Dr. RM Soedjono dari Rembang dipindahkan ke Madioen (lihat Soerabaijasch handelsblad, 24-04-1906). Beberapa bulan keudian dipindahkan lagi ke Rembang. Pada tahun 1907 Dr. RM Soedjono dipindahkan dari Toeban, Rembang ke rumah sakit kota (stadsverband) di Soerabaja (lihat De locomotief, 16-07-1907).

Ampenan dan Mataram (Peta 1897)
Di Afdeeling Lombok, Residentie Bali en Lombok sudah diketahui keberadaan suatu rumah sakit di Ampenan (lihat Soerabaijasch handelsblad,     18-06-1907). Rumah sakit di Mataram ini pada dasarnya adalah rumah sakit militer. Cikal bakal rumah sakit ini adalah rumah sakit darurat yang dibangun setelah kota Mataram berhasil direbut dalam ekspedisi militer di Lombok pada tahun 1894 dalam upaya melumpuhkan kerajaan Bali Selaparang di Mataram dan Tjakranegara. Dalam ekspedisi tersebut Pemerintah Hindia Belanda menurunkan sebanyak 12 orang dokter, salah satu diantaranya Dr CJ Neeb. Grup dokter inilah yang membangun rumah sakit militer di Mataram segera setelah kota Mataram berhasil dikuasai (lihat Dr CJ Neeb dan Luitenant WE Asbeek Brusse. 1897, Naar Lombok). Ampenan dan Mataram (Peta 1897). Pada tahun 1901 kepala rumah sakit ini adalah Dr. A. Kolthoff (lihat Provinciale Drentsche en Asser courant, 18-03-1901).

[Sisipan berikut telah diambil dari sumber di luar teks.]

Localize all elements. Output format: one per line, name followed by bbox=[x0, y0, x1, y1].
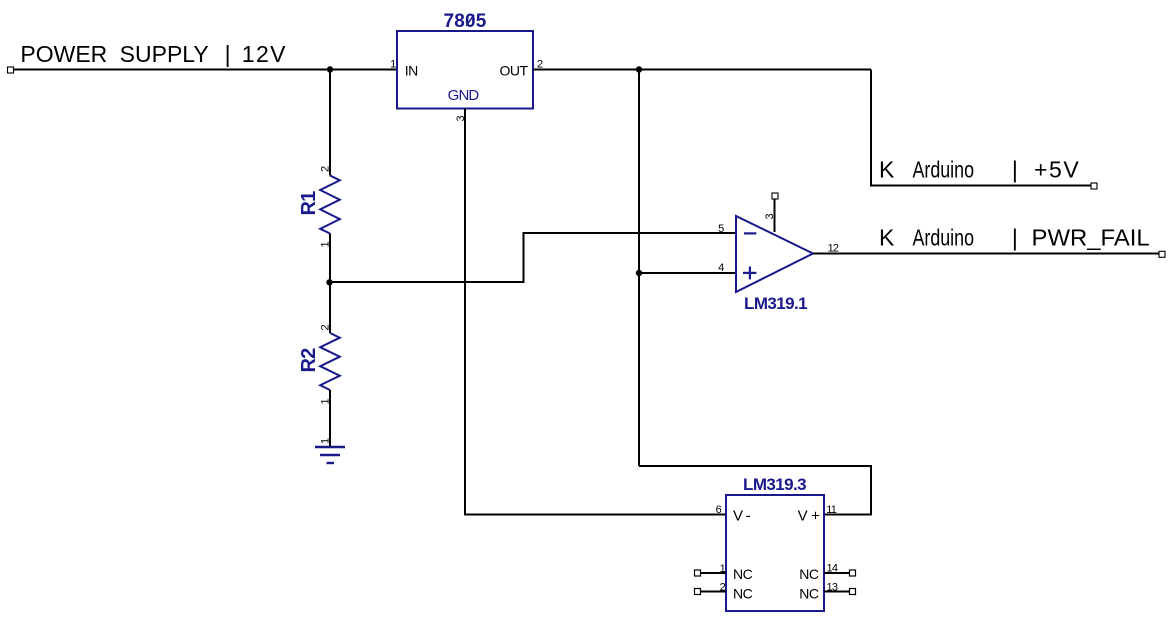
svg-text:Arduino: Arduino bbox=[913, 157, 975, 183]
terminal square: pin 1 bbox=[695, 570, 701, 576]
wire: 7805 OUT to right bbox=[533, 69, 871, 71]
wire: node to R1 pin 2 bbox=[329, 70, 331, 176]
svg-text:1: 1 bbox=[320, 438, 332, 444]
wire: NC pin 2 bbox=[700, 591, 726, 593]
terminal square: op-amp pin 3 bbox=[772, 193, 778, 199]
wire: NC pin 13 bbox=[824, 591, 850, 593]
svg-text:NC: NC bbox=[799, 566, 819, 582]
wire: branch to op-amp pin 4 bbox=[639, 272, 736, 274]
IC LM319.3 box bbox=[726, 495, 824, 611]
svg-text:4: 4 bbox=[718, 262, 724, 274]
terminal square: PWR_FAIL bbox=[1159, 251, 1165, 257]
wire: NC pin 1 bbox=[700, 572, 726, 574]
svg-text:V+: V+ bbox=[798, 508, 824, 525]
resistor R1 bbox=[320, 176, 340, 234]
svg-text:1: 1 bbox=[390, 59, 396, 71]
regulator U1 7805 box bbox=[397, 31, 533, 109]
svg-text:NC: NC bbox=[799, 586, 819, 602]
terminal square: +5V bbox=[1091, 183, 1097, 189]
op-amp U LM319.1 triangle bbox=[736, 216, 813, 292]
node label K Arduino | +5V bbox=[879, 157, 1080, 183]
ground symbol bbox=[315, 447, 345, 463]
svg-text:LM319.3: LM319.3 bbox=[743, 475, 806, 494]
svg-text:IN: IN bbox=[405, 63, 418, 79]
svg-text:K: K bbox=[879, 157, 895, 183]
svg-text:6: 6 bbox=[716, 504, 722, 516]
wire: divider node to op-amp pin 5 (right, up, right) bbox=[330, 233, 736, 282]
svg-text:GND: GND bbox=[448, 87, 480, 104]
junction dot at R1 top node bbox=[327, 66, 333, 72]
svg-text:NC: NC bbox=[733, 566, 753, 582]
junction dot divider node bbox=[326, 279, 332, 285]
terminal square: pin 14 bbox=[850, 570, 856, 576]
resistor R2 bbox=[320, 333, 340, 390]
wire: 7805 GND down to LM319.3 V- bbox=[465, 109, 726, 515]
plus input symbol bbox=[743, 272, 756, 274]
wire: R1 pin1 to divider node bbox=[329, 234, 331, 283]
svg-text:Arduino: Arduino bbox=[913, 225, 975, 251]
svg-text:R2: R2 bbox=[298, 348, 320, 373]
svg-text:2: 2 bbox=[320, 325, 332, 331]
svg-text:K: K bbox=[879, 225, 895, 251]
svg-text:2: 2 bbox=[320, 166, 332, 172]
terminal square: pin 13 bbox=[850, 589, 856, 595]
wire: down to LM319.3 V+ loop bbox=[639, 466, 871, 515]
svg-text:R1: R1 bbox=[298, 191, 320, 216]
wire: op-amp V+ pin 3 up bbox=[774, 199, 776, 232]
wire: OUT node down bbox=[638, 70, 640, 467]
node label K Arduino | PWR_FAIL bbox=[879, 225, 1150, 251]
svg-text:11: 11 bbox=[826, 504, 837, 516]
svg-text:7805: 7805 bbox=[443, 11, 486, 32]
svg-text:OUT: OUT bbox=[499, 63, 528, 79]
svg-text:12V: 12V bbox=[242, 41, 287, 67]
wire: power supply input to 7805 IN bbox=[10, 69, 397, 71]
junction dot at OUT node bbox=[636, 66, 642, 72]
terminal square: pin 2 bbox=[695, 589, 701, 595]
svg-text:LM319.1: LM319.1 bbox=[744, 294, 807, 313]
wire: op-amp output to PWR_FAIL bbox=[813, 253, 1159, 255]
svg-text:5: 5 bbox=[718, 223, 724, 235]
svg-text:+5V: +5V bbox=[1034, 157, 1080, 183]
svg-text:|: | bbox=[225, 41, 231, 67]
svg-text:PWR_FAIL: PWR_FAIL bbox=[1032, 225, 1150, 251]
wire: +5V branch down and right bbox=[871, 70, 1094, 186]
svg-text:|: | bbox=[1012, 225, 1018, 251]
wire: R2 pin1 to ground bbox=[329, 390, 331, 447]
wire: divider node to R2 pin 2 bbox=[329, 282, 331, 333]
svg-text:|: | bbox=[1012, 157, 1018, 183]
svg-text:NC: NC bbox=[733, 586, 753, 602]
junction dot at op-amp pin4 branch bbox=[636, 270, 642, 276]
terminal square: POWER SUPPLY bbox=[8, 67, 14, 73]
svg-text:POWER SUPPLY: POWER SUPPLY bbox=[20, 41, 208, 67]
wire: NC pin 14 bbox=[824, 572, 850, 574]
minus input symbol bbox=[744, 232, 756, 234]
node label POWER SUPPLY | 12V bbox=[20, 41, 287, 67]
svg-text:V-: V- bbox=[733, 508, 754, 525]
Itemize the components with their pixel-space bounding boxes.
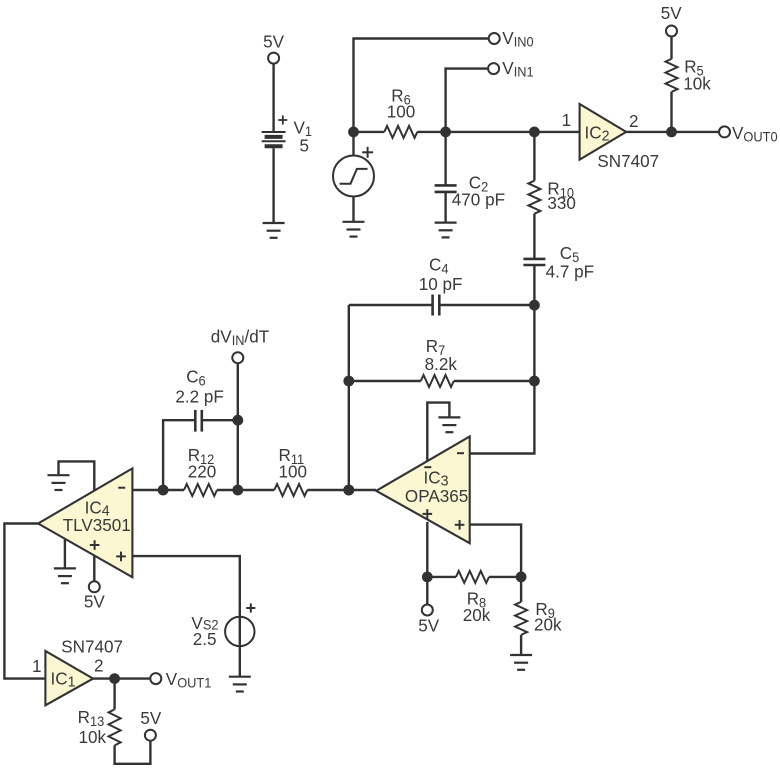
svg-text:10k: 10k: [79, 727, 107, 748]
svg-text:5V: 5V: [661, 3, 682, 24]
svg-text:10k: 10k: [683, 73, 711, 94]
svg-text:5V: 5V: [418, 615, 439, 636]
svg-text:220: 220: [188, 461, 217, 482]
svg-text:100: 100: [387, 101, 416, 122]
svg-text:5V: 5V: [263, 31, 284, 52]
svg-text:10 pF: 10 pF: [419, 274, 463, 295]
svg-text:2: 2: [94, 655, 104, 676]
svg-text:OPA365: OPA365: [405, 486, 469, 507]
svg-text:4.7 pF: 4.7 pF: [546, 261, 595, 282]
svg-text:5V: 5V: [84, 591, 105, 612]
svg-text:20k: 20k: [534, 614, 562, 635]
svg-text:1: 1: [32, 656, 42, 677]
svg-text:SN7407: SN7407: [61, 636, 123, 657]
svg-text:TLV3501: TLV3501: [63, 515, 131, 536]
svg-text:SN7407: SN7407: [597, 150, 659, 171]
svg-text:1: 1: [562, 110, 572, 131]
svg-text:330: 330: [547, 193, 576, 214]
svg-text:20k: 20k: [463, 604, 491, 625]
svg-text:8.2k: 8.2k: [425, 354, 458, 375]
svg-text:2.2 pF: 2.2 pF: [175, 386, 224, 407]
svg-text:5: 5: [300, 135, 310, 156]
svg-text:2.5: 2.5: [193, 629, 217, 650]
svg-text:470 pF: 470 pF: [452, 189, 505, 210]
svg-text:5V: 5V: [140, 708, 161, 729]
svg-text:2: 2: [629, 110, 639, 131]
svg-text:100: 100: [279, 461, 308, 482]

Disebutkan petugas kesehatan klass-1 tentara Hindia Belanda A Kolthoff dipindahkan dari Ampenan ke Soerabaja.

Setelah setahun di Soerabaja, Dr. RM Soedjono diberitakan kontrak Dr. RM Soedjono telah ditingkatkan dengan mengangkatkannya sebagai dokter pemerintah dengan tetap bertugas di rumahsakit kota Soerabaja (lihat De Preanger-bode, 26-11-1908). Beberapa tahun kemudian Dr. Soedjono dari Soerabaja dipindahkan ke Lawang (lihat De locomotief, 26-09-1910). Namun tidak lama kemudian Dr, Soedjono kembali ke Soerabaja. Untuk memberantas epidemi kolera di Lombok Dr Soedjono ditempatkan di Selong (lihat De Preanger-bode, 11-05-1911). Sementara Dr Poerwodiredjo dari Selong ditempatkan ke Soerabaja (tukat tempat).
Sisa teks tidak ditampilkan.